L-dopa: Nutrient
or Drug?
L-dopa is the most effective approach for managing Parkinson’s disease available, with 89% of patients with Parkinson’s disease taking it.

L-dopa, Dopamine, and Parkinson’s Disease

A relative nutritional deficiency occurs when an optimal diet does not meet the needs of the system. For example, when Parkinson’s disease, an optimal diet does not allow the body to make enough dopamine to meet its needs a relative nutritional deficiency of the naturally occurring amino acid exists.

What is L-dopa, nutrient or drug?

L-DOPA, also known as levodopa, or L-3,4-dihydroxyphenylalanine is an amino acid that is made and used as part of the normal biology of humans, as well as some animals and plants. The human body makes L-dopa from the L-tyrosine found in food. It is a natural substance normally found in the body. When situations occur where the body cannot make enough dopamine to meet its needs, such as with Parkinson’s disease, it represents a relative nutritional deficiency of L-dopa.

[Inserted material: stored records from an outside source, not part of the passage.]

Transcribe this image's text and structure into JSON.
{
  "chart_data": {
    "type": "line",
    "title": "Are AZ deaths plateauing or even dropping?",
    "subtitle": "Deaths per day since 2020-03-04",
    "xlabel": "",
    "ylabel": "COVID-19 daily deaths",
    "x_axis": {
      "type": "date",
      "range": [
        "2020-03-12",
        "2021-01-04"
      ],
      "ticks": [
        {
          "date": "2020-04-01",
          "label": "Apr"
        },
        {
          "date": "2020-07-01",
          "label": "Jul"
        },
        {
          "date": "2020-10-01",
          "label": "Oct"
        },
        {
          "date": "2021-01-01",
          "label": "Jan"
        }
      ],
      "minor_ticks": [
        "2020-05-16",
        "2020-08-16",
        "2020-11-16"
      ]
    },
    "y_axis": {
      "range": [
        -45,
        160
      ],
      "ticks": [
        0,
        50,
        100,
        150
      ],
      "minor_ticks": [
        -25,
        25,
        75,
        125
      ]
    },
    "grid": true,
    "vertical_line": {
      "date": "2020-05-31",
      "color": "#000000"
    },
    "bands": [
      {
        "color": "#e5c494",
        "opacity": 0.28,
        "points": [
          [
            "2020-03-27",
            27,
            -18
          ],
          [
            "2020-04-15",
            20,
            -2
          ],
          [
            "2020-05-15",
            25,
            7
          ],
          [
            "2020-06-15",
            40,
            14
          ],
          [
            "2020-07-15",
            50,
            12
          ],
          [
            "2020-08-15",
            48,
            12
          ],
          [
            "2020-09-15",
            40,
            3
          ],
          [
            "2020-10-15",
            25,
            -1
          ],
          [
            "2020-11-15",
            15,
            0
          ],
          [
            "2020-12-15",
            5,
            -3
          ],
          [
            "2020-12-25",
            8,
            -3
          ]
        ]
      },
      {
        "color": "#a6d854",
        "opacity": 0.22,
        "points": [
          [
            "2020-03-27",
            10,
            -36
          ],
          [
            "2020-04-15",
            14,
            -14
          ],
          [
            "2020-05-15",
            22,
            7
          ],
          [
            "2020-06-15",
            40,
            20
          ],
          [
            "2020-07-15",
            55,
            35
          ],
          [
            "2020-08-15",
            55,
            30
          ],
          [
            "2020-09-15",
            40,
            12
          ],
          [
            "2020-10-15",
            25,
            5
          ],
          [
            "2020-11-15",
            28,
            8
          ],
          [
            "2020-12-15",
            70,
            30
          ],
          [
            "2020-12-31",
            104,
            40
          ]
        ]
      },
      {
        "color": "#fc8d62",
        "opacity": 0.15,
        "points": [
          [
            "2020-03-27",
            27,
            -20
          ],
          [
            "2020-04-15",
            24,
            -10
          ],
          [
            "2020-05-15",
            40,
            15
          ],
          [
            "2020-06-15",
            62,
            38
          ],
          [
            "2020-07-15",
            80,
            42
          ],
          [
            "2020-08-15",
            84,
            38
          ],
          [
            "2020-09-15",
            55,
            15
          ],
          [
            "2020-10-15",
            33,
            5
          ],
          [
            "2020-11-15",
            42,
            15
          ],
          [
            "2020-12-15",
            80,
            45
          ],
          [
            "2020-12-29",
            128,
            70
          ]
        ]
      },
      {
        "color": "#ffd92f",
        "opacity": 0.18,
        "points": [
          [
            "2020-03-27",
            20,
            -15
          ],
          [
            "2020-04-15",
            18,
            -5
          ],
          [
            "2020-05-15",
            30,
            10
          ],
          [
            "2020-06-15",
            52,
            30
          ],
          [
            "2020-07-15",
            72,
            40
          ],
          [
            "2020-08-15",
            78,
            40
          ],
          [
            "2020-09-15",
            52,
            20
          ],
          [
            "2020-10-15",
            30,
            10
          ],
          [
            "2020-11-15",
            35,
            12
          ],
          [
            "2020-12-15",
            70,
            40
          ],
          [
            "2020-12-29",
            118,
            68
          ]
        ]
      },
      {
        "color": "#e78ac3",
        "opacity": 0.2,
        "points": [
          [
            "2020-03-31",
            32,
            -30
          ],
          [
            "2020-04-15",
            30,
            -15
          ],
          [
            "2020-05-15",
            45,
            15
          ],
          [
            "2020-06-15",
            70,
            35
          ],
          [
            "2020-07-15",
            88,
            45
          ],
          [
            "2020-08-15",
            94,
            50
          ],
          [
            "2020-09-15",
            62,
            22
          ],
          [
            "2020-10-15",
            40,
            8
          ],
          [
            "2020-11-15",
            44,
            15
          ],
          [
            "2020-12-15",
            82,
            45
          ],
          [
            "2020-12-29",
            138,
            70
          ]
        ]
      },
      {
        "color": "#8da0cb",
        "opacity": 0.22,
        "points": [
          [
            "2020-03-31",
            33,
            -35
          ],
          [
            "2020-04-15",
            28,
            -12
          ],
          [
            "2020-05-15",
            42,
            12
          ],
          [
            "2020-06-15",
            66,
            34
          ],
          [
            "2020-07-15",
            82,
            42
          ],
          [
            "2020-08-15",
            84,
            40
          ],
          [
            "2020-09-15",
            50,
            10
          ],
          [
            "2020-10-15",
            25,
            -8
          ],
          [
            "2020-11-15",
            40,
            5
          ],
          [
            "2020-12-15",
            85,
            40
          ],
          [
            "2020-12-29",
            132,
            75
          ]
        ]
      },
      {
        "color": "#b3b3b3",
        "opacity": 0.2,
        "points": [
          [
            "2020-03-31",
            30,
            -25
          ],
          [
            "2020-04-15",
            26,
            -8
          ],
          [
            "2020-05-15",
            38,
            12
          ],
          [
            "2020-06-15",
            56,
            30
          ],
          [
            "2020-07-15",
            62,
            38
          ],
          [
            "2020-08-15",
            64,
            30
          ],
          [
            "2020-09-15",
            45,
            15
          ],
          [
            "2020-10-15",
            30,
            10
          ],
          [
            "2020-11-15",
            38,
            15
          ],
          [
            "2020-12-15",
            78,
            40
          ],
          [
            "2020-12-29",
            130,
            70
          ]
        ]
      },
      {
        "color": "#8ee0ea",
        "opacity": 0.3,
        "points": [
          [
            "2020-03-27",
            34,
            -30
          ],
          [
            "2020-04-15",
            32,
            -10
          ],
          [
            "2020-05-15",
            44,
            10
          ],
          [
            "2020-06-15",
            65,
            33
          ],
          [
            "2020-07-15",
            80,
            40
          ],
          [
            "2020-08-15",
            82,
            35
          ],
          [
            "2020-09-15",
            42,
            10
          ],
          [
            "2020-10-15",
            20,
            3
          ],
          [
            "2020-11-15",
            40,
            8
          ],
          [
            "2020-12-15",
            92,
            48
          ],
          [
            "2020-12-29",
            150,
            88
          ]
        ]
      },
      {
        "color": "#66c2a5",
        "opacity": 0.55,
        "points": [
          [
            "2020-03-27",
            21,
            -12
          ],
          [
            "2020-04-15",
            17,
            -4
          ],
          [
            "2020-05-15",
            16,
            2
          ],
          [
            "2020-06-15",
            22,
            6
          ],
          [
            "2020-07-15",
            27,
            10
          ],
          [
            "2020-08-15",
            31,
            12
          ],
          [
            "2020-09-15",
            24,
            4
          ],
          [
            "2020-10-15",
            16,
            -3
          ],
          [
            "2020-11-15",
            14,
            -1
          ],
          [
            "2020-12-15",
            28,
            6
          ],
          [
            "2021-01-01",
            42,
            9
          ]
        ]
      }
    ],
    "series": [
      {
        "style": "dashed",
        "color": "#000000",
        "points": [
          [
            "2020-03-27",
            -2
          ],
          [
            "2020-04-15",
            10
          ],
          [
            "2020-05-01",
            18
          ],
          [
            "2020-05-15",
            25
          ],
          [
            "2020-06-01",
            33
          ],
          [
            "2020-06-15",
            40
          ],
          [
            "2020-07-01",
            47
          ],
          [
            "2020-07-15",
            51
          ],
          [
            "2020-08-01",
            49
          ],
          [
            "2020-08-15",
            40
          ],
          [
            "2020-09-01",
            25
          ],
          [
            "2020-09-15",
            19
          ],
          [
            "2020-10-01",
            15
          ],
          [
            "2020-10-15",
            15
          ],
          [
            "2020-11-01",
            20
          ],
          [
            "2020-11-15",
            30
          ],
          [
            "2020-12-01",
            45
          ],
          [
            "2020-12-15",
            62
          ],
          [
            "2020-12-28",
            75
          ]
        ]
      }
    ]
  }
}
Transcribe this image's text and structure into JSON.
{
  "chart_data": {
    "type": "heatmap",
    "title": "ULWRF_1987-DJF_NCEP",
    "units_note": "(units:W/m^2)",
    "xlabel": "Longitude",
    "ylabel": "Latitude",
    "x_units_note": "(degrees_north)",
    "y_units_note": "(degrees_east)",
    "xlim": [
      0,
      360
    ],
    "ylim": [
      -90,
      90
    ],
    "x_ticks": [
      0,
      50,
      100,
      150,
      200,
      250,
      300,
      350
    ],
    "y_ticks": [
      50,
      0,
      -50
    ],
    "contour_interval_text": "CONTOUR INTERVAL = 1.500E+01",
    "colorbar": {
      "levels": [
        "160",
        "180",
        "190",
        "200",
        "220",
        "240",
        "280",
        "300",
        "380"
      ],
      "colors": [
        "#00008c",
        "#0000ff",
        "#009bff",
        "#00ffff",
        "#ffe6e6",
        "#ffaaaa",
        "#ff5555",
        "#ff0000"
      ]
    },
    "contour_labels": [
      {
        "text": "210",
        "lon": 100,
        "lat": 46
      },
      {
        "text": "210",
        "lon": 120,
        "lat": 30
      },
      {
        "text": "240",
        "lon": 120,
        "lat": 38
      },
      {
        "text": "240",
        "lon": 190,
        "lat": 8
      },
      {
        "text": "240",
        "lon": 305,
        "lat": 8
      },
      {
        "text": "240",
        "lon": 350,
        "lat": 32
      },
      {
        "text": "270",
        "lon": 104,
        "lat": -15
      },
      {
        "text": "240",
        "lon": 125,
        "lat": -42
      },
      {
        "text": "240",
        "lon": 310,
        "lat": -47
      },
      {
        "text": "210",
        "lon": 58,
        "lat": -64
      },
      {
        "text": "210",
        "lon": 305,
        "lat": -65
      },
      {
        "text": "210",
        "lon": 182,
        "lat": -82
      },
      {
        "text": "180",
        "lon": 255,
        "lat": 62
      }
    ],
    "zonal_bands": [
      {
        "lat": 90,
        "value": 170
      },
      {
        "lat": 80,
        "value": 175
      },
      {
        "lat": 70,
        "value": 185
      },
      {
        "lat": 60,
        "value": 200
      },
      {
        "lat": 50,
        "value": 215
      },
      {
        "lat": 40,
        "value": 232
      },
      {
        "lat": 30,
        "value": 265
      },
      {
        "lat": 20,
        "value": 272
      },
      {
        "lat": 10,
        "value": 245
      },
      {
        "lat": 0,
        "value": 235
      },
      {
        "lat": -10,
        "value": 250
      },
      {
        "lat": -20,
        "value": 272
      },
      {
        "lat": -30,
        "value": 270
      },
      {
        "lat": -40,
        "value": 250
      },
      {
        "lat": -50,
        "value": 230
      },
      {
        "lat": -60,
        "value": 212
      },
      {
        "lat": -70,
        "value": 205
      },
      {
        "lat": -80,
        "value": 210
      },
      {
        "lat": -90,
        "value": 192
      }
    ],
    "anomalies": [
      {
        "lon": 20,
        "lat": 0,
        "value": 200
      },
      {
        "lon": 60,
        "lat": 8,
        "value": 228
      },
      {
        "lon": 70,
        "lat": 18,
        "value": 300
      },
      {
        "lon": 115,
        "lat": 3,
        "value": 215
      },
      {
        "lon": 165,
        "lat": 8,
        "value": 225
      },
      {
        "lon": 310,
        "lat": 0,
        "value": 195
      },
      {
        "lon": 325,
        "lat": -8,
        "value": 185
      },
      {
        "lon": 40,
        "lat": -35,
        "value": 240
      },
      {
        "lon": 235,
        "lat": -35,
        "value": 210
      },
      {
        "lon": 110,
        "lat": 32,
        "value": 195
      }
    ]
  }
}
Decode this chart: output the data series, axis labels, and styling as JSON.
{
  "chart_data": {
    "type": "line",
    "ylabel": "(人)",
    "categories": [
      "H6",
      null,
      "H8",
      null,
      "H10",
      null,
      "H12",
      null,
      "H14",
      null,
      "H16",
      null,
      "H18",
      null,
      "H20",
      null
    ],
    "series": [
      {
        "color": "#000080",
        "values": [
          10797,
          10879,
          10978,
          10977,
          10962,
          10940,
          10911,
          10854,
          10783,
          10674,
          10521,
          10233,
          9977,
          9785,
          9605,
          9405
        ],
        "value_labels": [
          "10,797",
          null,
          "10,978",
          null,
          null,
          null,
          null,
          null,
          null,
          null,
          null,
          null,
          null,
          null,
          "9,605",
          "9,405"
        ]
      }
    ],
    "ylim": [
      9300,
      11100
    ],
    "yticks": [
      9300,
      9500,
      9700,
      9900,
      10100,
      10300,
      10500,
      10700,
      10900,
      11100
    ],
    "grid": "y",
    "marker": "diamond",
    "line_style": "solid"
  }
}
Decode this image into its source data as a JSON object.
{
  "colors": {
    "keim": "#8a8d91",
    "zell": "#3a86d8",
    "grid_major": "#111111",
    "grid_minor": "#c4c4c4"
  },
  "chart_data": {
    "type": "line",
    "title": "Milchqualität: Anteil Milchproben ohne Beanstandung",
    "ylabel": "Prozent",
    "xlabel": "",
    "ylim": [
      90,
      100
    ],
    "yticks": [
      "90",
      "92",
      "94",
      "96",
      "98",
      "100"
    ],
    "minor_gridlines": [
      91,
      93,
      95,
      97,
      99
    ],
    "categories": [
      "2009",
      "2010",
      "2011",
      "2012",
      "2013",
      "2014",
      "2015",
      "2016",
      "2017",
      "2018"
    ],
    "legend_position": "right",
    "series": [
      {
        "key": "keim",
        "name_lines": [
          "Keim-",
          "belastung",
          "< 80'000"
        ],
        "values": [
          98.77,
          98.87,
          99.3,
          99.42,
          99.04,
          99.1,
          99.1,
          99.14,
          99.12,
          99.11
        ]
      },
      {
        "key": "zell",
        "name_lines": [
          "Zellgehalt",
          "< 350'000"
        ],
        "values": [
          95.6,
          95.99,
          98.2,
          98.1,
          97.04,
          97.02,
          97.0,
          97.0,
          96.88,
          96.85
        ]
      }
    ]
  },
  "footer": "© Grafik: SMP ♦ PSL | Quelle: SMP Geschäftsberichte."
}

L-dopa is An Amino Acid #1  L-dopa is An Amino Acid #2

Is L-dopa a nutrient or a drug?

The National Institute of Health has posted the following definition on its website: “A nutrient is any substance that facilitates normal system function. A drug is any substance that induces abnormal system function. A nutrient may become a drug. A drug may not become a nutrient… When L-dopa is administered as a single agent, it may deplete serotonin, and would then be considered a drug, not a nutrient.” To be optimally effective L-dopa must function as the amino acid nutrient it is. When L-dopa induces depletion of other systems and side effects (to include nausea) it is causing abnormal function and conversion of an amino acid nutrient to a drug. Nutrients given properly have no side effects and do not induce abnormal function.

What is the most effective approach for managing Parkinson’s disease symptoms?

L-dopa is the most effective approach for managing Parkinson’s disease available, 89% of patients with Parkinson’s disease take L-dopa combined with carbidopa. Carbidopa is not effective in the management of Parkinson’s disease symptoms. Its only use is controlling refractory L-dopa induced nausea which occurs in about 25% of patients.

Mayo Clinic on L-dopa   Cleveland Clinic on L-dopa

How effective are “other” drugs?

Parkinson’s disease induces a nutritional problem where the patient can’t get enough nutrients on an optimal diet to make enough dopamine; this leads to a nutritional collapse. The most effective approach is L-dopa, a natural amino acid which the body makes and uses. All other drugs used in Parkinson’s disease run a distant second when it comes to effectiveness. If these other drugs are not the best, why are they used? Most doctors view the side effects and depletions associated with L-dopa to be unmanageable. The strategy then becomes too use these less effective drugs, before starting L-dopa, for a long as possible to delay having to deal with the unmanageable L-dopa side effects. The problem is, not dealing with a nutritional deficiency is of no benefit to the patient. Under the approach outlined on this website, we manage the problems associated with L-dopa for what they are, side effects caused by an imbalance between nutritional systems. When a nutrient such as L-dopa, or any nutrient for that matter, is given in proper balance with other nutrient driven systems there are no side effects. Since isolated in 1958, the only approach to dealing with L-dopa-induced problems and side effects stemming from the negative interaction of nutritional systems was to pile on drugs which do nothing to address the cause of the nutritional deficiency, which bring more nutritional deficiency, system imbalance, and side effects to the clinical picture. Only nutrients can deal with the cause of nutritional deficiency. Only nutrients can effectively deal with side effects caused by the nutrient administration. If nutrients, such as L-dopa, are displaying side effects you are inducing abnormal function into the system.